People lingered over every photograph showing the bullet riddled bodies of the ‘traitors’ lying in the morgue. No one appeared to be critical of these arbitrary executions; everyone was convinced that they had been served their due. I certainly agreed: these were the people responsible for Azadeh’s death. We children cut out pictures of the executed pro-Shah traitors and collected them without comprehending the meaning of execution. We were taught to celebrate these deaths: the disciples of Lucifer slain by the Angel of Justice.
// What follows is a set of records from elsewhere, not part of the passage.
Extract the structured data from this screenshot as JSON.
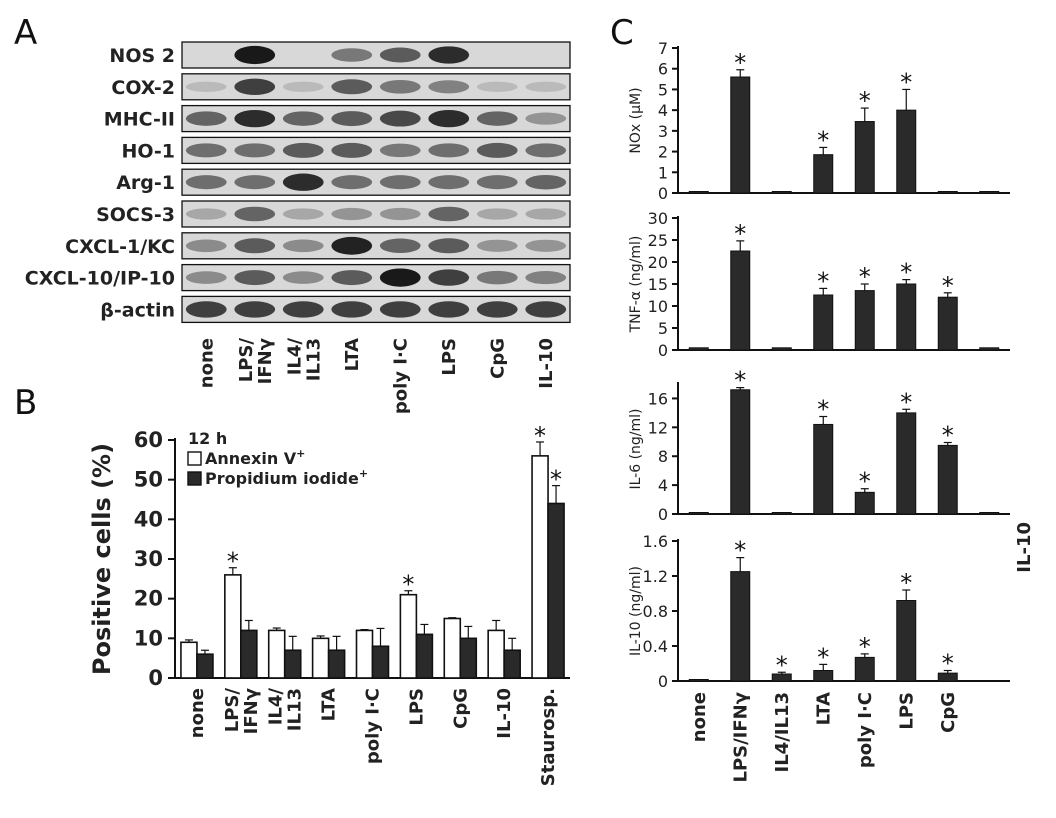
{
  "panel_letters": [
    "A",
    "B",
    "C"
  ],
  "blot": {
    "rows": [
      "NOS 2",
      "COX-2",
      "MHC-II",
      "HO-1",
      "Arg-1",
      "SOCS-3",
      "CXCL-1/KC",
      "CXCL-10/IP-10",
      "β-actin"
    ],
    "lanes": [
      "none",
      "LPS/ IFNγ",
      "IL4/ IL13",
      "LTA",
      "poly I·C",
      "LPS",
      "CpG",
      "IL-10"
    ],
    "intensity": [
      [
        0.05,
        0.95,
        0.05,
        0.45,
        0.6,
        0.85,
        0.05,
        0.05
      ],
      [
        0.1,
        0.75,
        0.1,
        0.6,
        0.45,
        0.4,
        0.1,
        0.1
      ],
      [
        0.55,
        0.85,
        0.55,
        0.6,
        0.7,
        0.85,
        0.55,
        0.3
      ],
      [
        0.5,
        0.5,
        0.6,
        0.6,
        0.45,
        0.5,
        0.6,
        0.5
      ],
      [
        0.5,
        0.5,
        0.85,
        0.5,
        0.5,
        0.5,
        0.5,
        0.55
      ],
      [
        0.2,
        0.55,
        0.2,
        0.3,
        0.3,
        0.55,
        0.2,
        0.2
      ],
      [
        0.35,
        0.6,
        0.35,
        0.9,
        0.55,
        0.6,
        0.3,
        0.3
      ],
      [
        0.35,
        0.6,
        0.35,
        0.6,
        0.95,
        0.75,
        0.45,
        0.4
      ],
      [
        0.75,
        0.75,
        0.75,
        0.75,
        0.75,
        0.75,
        0.75,
        0.75
      ]
    ]
  },
  "chart_data": [
    {
      "panel": "B",
      "type": "bar",
      "categories": [
        "none",
        "LPS/ IFNγ",
        "IL4/ IL13",
        "LTA",
        "poly I·C",
        "LPS",
        "CpG",
        "IL-10",
        "Staurosp."
      ],
      "series": [
        {
          "name": "Annexin V+",
          "values": [
            9,
            26,
            12,
            10,
            12,
            21,
            15,
            12,
            56
          ],
          "errors": [
            0.6,
            1.8,
            0.6,
            0.6,
            0.2,
            1.0,
            0.2,
            2.5,
            3.5
          ]
        },
        {
          "name": "Propidium iodide+",
          "values": [
            6,
            12,
            7,
            7,
            8,
            11,
            10,
            7,
            44
          ],
          "errors": [
            1.0,
            2.5,
            3.5,
            3.5,
            4.5,
            2.5,
            3.0,
            3.0,
            4.5
          ]
        }
      ],
      "significant": [
        [
          false,
          false
        ],
        [
          true,
          false
        ],
        [
          false,
          false
        ],
        [
          false,
          false
        ],
        [
          false,
          false
        ],
        [
          true,
          false
        ],
        [
          false,
          false
        ],
        [
          false,
          false
        ],
        [
          true,
          true
        ]
      ],
      "title": "",
      "annotation": "12 h",
      "ylabel": "Positive cells  (%)",
      "ylim": [
        0,
        60
      ],
      "yticks": [
        0,
        10,
        20,
        30,
        40,
        50,
        60
      ]
    },
    {
      "panel": "C",
      "type": "bar",
      "categories": [
        "none",
        "LPS/IFNγ",
        "IL4/IL13",
        "LTA",
        "poly I·C",
        "LPS",
        "CpG",
        "IL-10"
      ],
      "panels": [
        {
          "ylabel": "NOx (μM)",
          "ylim": [
            0,
            7
          ],
          "yticks": [
            0,
            1,
            2,
            3,
            4,
            5,
            6,
            7
          ],
          "values": [
            0.05,
            5.6,
            0.05,
            1.85,
            3.45,
            4.0,
            0.05,
            0.05
          ],
          "errors": [
            0,
            0.35,
            0,
            0.35,
            0.65,
            1.0,
            0,
            0
          ],
          "significant": [
            false,
            true,
            false,
            true,
            true,
            true,
            false,
            false
          ]
        },
        {
          "ylabel": "TNF-α (ng/ml)",
          "ylim": [
            0,
            30
          ],
          "yticks": [
            0,
            5,
            10,
            15,
            20,
            25,
            30
          ],
          "values": [
            0.5,
            22.5,
            0.5,
            12.5,
            13.5,
            15.0,
            12.0,
            0.5
          ],
          "errors": [
            0,
            2.3,
            0,
            1.5,
            1.5,
            1.0,
            1.0,
            0
          ],
          "significant": [
            false,
            true,
            false,
            true,
            true,
            true,
            true,
            false
          ]
        },
        {
          "ylabel": "IL-6 (ng/ml)",
          "ylim": [
            0,
            18
          ],
          "yticks": [
            0,
            4,
            8,
            12,
            16
          ],
          "values": [
            0.05,
            17.2,
            0.2,
            12.4,
            3.0,
            14.0,
            9.5,
            0.1
          ],
          "errors": [
            0,
            0.3,
            0,
            1.1,
            0.5,
            0.5,
            0.4,
            0
          ],
          "significant": [
            false,
            true,
            false,
            true,
            true,
            true,
            true,
            false
          ],
          "na_label_index": 7,
          "na_label": "IL-10"
        },
        {
          "ylabel": "IL-10 (ng/ml)",
          "ylim": [
            0,
            1.6
          ],
          "yticks": [
            0,
            0.4,
            0.8,
            1.2,
            1.6
          ],
          "ytick_labels": [
            "0",
            "0.4",
            "0.8",
            "1.2",
            "1.6"
          ],
          "values": [
            0.0,
            1.25,
            0.08,
            0.12,
            0.27,
            0.92,
            0.09
          ],
          "errors": [
            0,
            0.16,
            0.02,
            0.07,
            0.04,
            0.12,
            0.03
          ],
          "significant": [
            false,
            true,
            true,
            true,
            true,
            true,
            true
          ]
        }
      ]
    }
  ]
}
We had no idea that this dreadful death would soon come knocking at our own doors.
No one knew exactly what was meant by an Islamic Republic but more than 98 per cent of the people voted for it on 1 April 1979, in the so-called Spring of Freedom, merely because Imam Khomeini had said, in reply to discussions on the nature of the future regime, ‘I say Islamic Republic: not a word more, not a word less.’
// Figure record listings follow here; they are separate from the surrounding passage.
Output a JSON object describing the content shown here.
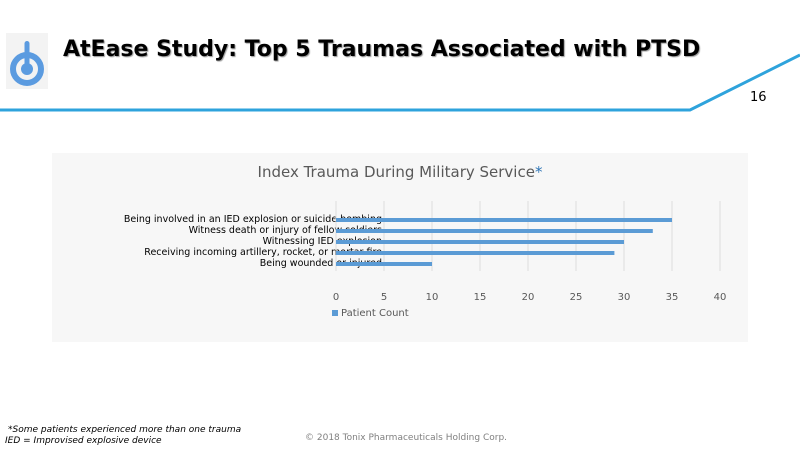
{
  "header": {
    "title": "AtEase Study: Top 5 Traumas Associated with PTSD",
    "page_number": "16",
    "accent_color": "#2ea3dc",
    "logo_icon": "power-icon"
  },
  "chart_data": {
    "type": "bar",
    "orientation": "horizontal",
    "title": "Index Trauma During Military Service",
    "title_marker": "*",
    "categories": [
      "Being involved in an IED explosion or suicide bombing",
      "Witness death or injury of fellow soldiers",
      "Witnessing IED explosion",
      "Receiving incoming artillery, rocket, or mortar fire",
      "Being wounded or injured"
    ],
    "series": [
      {
        "name": "Patient Count",
        "values": [
          35,
          33,
          30,
          29,
          10
        ],
        "color": "#5b9bd5"
      }
    ],
    "xlim": [
      0,
      40
    ],
    "x_ticks": [
      "0",
      "5",
      "10",
      "15",
      "20",
      "25",
      "30",
      "35",
      "40"
    ],
    "grid": true,
    "legend": "bottom-left"
  },
  "footer": {
    "footnote_1": "*Some patients experienced more than one trauma",
    "footnote_2": "IED = Improvised explosive device",
    "copyright": "© 2018 Tonix Pharmaceuticals Holding Corp."
  }
}
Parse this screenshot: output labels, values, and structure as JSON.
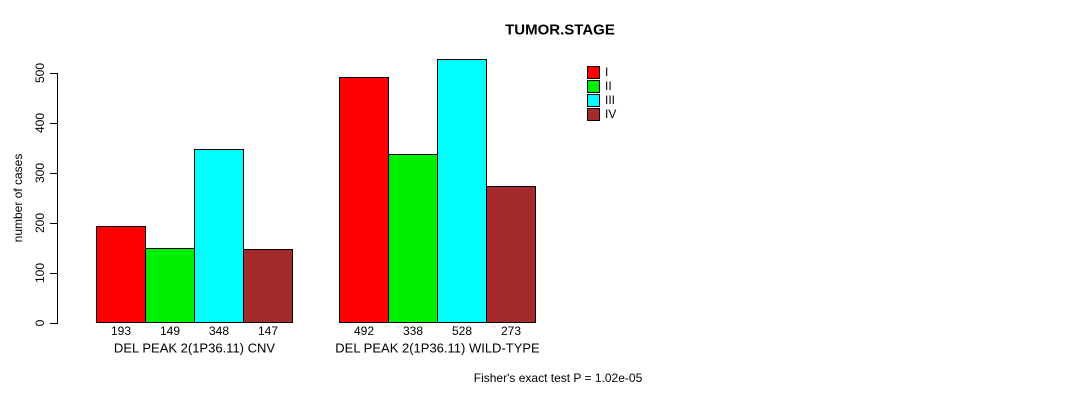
{
  "header": {
    "title": "TUMOR.STAGE"
  },
  "footnote": "Fisher's exact test P = 1.02e-05",
  "colors": {
    "stage_I": "#FF0000",
    "stage_II": "#00EE00",
    "stage_III": "#00FFFF",
    "stage_IV": "#A52A2A",
    "axis": "#000000",
    "background": "#FFFFFF"
  },
  "chart_data": {
    "type": "bar",
    "title": "TUMOR.STAGE",
    "xlabel": "",
    "ylabel": "number of cases",
    "ylim": [
      0,
      540
    ],
    "yticks": [
      0,
      100,
      200,
      300,
      400,
      500
    ],
    "grid": false,
    "legend_position": "top-right",
    "legend_entries": [
      "I",
      "II",
      "III",
      "IV"
    ],
    "categories": [
      "DEL PEAK 2(1P36.11) CNV",
      "DEL PEAK 2(1P36.11) WILD-TYPE"
    ],
    "series": [
      {
        "name": "I",
        "color": "#FF0000",
        "values": [
          193,
          492
        ]
      },
      {
        "name": "II",
        "color": "#00EE00",
        "values": [
          149,
          338
        ]
      },
      {
        "name": "III",
        "color": "#00FFFF",
        "values": [
          348,
          528
        ]
      },
      {
        "name": "IV",
        "color": "#A52A2A",
        "values": [
          147,
          273
        ]
      }
    ],
    "bar_value_labels_shown": true,
    "annotation": "Fisher's exact test P = 1.02e-05"
  }
}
This wasn’t the only concept invented by the new leader; he also came up with the Velayat-e Faqih (Rule of the Islamic Jurisprudent; a faqih is an Islamic jurist). No one knew what this meant either but the people voted for it all the same when they opted for a constitution based on this concept. By the time they understood what it really meant—that an Islamic government should be ruled by a Shiite faqih acting as a vicar for the Hidden Imam during his Occultation—it was too late. This faqih, whose power is said to come directly from God and whom the people may only identify or recognize rather than elect, is the omnipotent ruler of the country. The Vali-e Faqih or Supreme Leader is identified by a council of faqihs whose members are elected by the people. However, the candidates have to be first approved by the Guardian Council, another council of faqihs whose members are, unsurprisingly, chosen by none other than the Leader himself. This closed circuit offers no options for disqualifying the Supreme Leader. He—it could never be a she—has the authority to make legal decisions within the confines of Islamic law. He also has absolute control over every political, judicial, legislative, economic, social and cultural decision in the country. He has the power to suspend the Constitution and some of the Islamic Laws (Sharia) if he sees fit. The Supreme Leader is endowed with the same authority that the Hidden Imam would have after emerging from his centuries of Occultation.
People were so intoxicated with joy at the abolition of the monarchy and the fall of the Shah, and so hypnotized by the charisma of Khomeini, that they did not realize what they were doing: they were replacing a constitutional monarchy (with limited power) by an absolute monarchy. They were giving their ruler free reign over their lives, they who had fought so hard to win their freedom.